Detecting negative and speculative information is essential in most biomedical text-mining tasks where these language forms are used to express impressions, hypotheses, or explanations of experimental results. Our research is focused on developing a system based on machine-learning techniques that identifies negation and speculation signals and their scope in clinical texts. The proposed system works in two consecutive phases: first, a classifier decides whether each token in a sentence is a negation/speculation signal or not. Then another classifier determines, at sentence level, the tokens which are affected by the signals previously identified. The system was trained and evaluated on the clinical texts of the BioScope corpus, a freely available resource consisting of medical and biological texts: full-length articles, scientific abstracts, and clinical reports. The results obtained by our system were compared with those of two different systems, one based on regular expressions and the other based on machine learning. Our system's results outperformed the results obtained by these two systems. In the signal detection task, the F-score value was 97.3% in negation and 94.9% in speculation.
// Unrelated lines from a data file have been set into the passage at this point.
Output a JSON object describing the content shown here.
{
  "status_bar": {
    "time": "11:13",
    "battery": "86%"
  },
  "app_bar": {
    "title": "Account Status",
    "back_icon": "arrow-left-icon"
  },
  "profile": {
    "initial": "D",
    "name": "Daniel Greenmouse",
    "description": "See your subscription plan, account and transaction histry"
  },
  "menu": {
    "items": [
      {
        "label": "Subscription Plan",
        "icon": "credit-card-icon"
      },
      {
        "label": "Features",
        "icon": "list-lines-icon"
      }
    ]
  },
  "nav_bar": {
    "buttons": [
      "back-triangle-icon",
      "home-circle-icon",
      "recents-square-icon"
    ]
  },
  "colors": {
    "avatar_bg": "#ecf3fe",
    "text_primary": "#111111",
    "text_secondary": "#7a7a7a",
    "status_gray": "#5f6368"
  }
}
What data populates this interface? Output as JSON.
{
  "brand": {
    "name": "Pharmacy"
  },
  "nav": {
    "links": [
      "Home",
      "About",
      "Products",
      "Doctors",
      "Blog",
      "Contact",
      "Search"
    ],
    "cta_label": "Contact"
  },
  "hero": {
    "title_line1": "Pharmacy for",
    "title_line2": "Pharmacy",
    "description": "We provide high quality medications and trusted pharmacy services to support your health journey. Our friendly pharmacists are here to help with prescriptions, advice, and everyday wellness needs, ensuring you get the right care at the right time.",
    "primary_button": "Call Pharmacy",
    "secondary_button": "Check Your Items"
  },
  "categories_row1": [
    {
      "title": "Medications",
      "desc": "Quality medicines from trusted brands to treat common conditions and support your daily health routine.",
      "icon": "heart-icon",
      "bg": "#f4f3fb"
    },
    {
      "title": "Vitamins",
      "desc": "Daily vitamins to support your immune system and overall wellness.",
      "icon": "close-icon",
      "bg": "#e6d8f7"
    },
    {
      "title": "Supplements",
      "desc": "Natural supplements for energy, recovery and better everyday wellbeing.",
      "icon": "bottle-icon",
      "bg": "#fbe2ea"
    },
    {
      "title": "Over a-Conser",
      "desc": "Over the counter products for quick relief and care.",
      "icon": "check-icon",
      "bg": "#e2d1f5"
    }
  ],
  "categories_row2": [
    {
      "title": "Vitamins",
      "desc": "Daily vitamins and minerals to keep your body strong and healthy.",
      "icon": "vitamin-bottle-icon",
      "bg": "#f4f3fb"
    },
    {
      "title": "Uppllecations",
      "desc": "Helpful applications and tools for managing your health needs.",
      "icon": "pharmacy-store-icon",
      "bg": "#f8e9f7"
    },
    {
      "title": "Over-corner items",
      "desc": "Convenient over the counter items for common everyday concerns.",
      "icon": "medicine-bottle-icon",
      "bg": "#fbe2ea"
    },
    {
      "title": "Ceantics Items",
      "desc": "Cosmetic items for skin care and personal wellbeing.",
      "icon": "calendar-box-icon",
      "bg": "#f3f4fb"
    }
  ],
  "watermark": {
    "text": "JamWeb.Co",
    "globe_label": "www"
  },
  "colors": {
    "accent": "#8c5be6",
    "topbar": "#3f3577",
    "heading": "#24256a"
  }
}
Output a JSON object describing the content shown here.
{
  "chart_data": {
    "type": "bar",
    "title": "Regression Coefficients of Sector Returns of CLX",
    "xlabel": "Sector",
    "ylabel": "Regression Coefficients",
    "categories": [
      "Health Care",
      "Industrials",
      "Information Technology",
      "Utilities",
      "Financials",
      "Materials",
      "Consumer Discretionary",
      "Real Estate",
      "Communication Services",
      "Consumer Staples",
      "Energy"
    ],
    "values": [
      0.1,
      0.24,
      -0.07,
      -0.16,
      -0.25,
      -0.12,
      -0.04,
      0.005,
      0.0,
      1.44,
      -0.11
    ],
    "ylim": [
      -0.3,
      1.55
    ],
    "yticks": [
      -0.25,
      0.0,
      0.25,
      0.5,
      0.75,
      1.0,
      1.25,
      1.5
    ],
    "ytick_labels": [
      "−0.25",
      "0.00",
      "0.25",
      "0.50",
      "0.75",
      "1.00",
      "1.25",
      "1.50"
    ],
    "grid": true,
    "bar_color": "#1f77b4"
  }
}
In the scope-finding task, a token was correctly classified if it had been properly identified as being inside or outside the scope of all the negation signals present in the sentence. Our proposal showed an F score of 93.2% in negation and 80.9% in speculation. Additionally, the percentage of correct scopes (those with all their tokens correctly classified) was evaluated obtaining F scores of 90.9% in negation and 71.9% in speculation. © 2012 Wiley Periodicals, Inc.